Ja, ik begrijp 'et, 't is de enige oplossing. Ger weet het nog niet. Dit is wel een sombere tocht. 't Is als een gang naar het kerkhof. Vader is begraven, en het eerste kindje. Dit is droeviger dan beide. De dag van vaders begrafenis was droefheid, maar dit is erger. Toen was er de vrede. Naar Nel te zien, is dat vrede? Nou weet ik het niet meer.
Dit is droefheid, maar er is geen vrede bij. Het is bitter, erg bitter. De Almachtige heeft ons bitterheid aangedaan. En Ger weet het nog niet.
Kleine meid, wat heb je een verwoesting aangericht, op je onnozele levensweg.
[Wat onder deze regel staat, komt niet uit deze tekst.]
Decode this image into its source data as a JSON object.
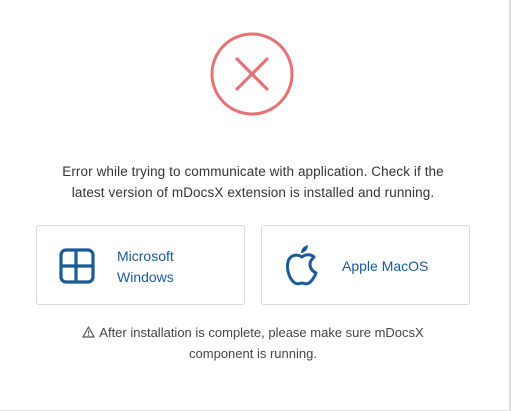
{
  "error_icon": {
    "icon": "error-x-circle-icon",
    "color": "#e57373"
  },
  "message": {
    "line1": "Error while trying to communicate with application. Check if the",
    "line2": "latest version of mDocsX extension is installed and running."
  },
  "options": {
    "windows": {
      "label_line1": "Microsoft",
      "label_line2": "Windows",
      "icon": "windows-logo-icon"
    },
    "mac": {
      "label": "Apple MacOS",
      "icon": "apple-logo-icon"
    }
  },
  "note": {
    "icon": "warning-triangle-icon",
    "line1": "After installation is complete, please make sure mDocsX",
    "line2": "component is running."
  },
  "colors": {
    "accent": "#1a5a96",
    "error": "#e57373",
    "text": "#333333",
    "border": "#dadada"
  }
}
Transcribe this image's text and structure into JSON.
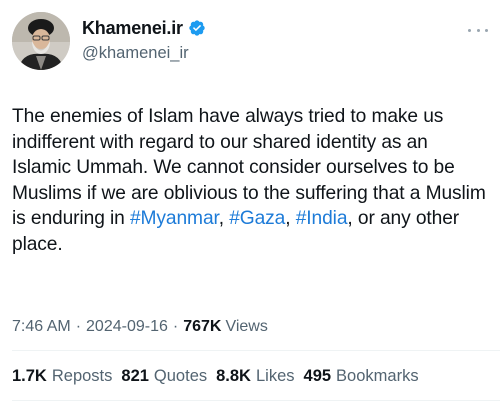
{
  "author": {
    "display_name": "Khamenei.ir",
    "handle": "@khamenei_ir",
    "verified": true
  },
  "tweet": {
    "text_segments": [
      {
        "text": "The enemies of Islam have always tried to make us indifferent with regard to our shared identity as an Islamic Ummah. We cannot consider ourselves to be Muslims if we are oblivious to the suffering that a Muslim is enduring in ",
        "type": "text"
      },
      {
        "text": "#Myanmar",
        "type": "hashtag"
      },
      {
        "text": ", ",
        "type": "text"
      },
      {
        "text": "#Gaza",
        "type": "hashtag"
      },
      {
        "text": ", ",
        "type": "text"
      },
      {
        "text": "#India",
        "type": "hashtag"
      },
      {
        "text": ", or any other place.",
        "type": "text"
      }
    ]
  },
  "meta": {
    "time": "7:46 AM",
    "separator": "·",
    "date": "2024-09-16",
    "views_count": "767K",
    "views_label": "Views"
  },
  "stats": {
    "reposts_count": "1.7K",
    "reposts_label": "Reposts",
    "quotes_count": "821",
    "quotes_label": "Quotes",
    "likes_count": "8.8K",
    "likes_label": "Likes",
    "bookmarks_count": "495",
    "bookmarks_label": "Bookmarks"
  },
  "colors": {
    "hashtag": "#1d7bd8",
    "verified_badge": "#1d9bf0",
    "secondary_text": "#536471",
    "primary_text": "#0f1419"
  },
  "icons": {
    "verified": "verified-badge-icon",
    "more": "more-options-icon"
  }
}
Je staat jezelf in de weg, schat, je brengt jezelf om, mijn kind, mijn kind.
Dat de eeuwige Vader van onze Here Jezus Christus mijn God en Vader is,
op Welke ik alzo vertrouw, dat ik niet twijfel,
of Hij zal mij met alle nooddruft des lichaams en der ziele verzorgen,
en ook al het kwaad, dat Hij mij in dit jammerdal toeschikt,
mij ten beste keren,
omdat Hij zulks doen kan als een almachtig God,
en ook doen wil als een getrouw Vader.
Alle kwaad.
Alle kwaad dat Hij Lineke en Gerda en Nel en mij in dit jammerdal toeschikt.
Alle kwaad.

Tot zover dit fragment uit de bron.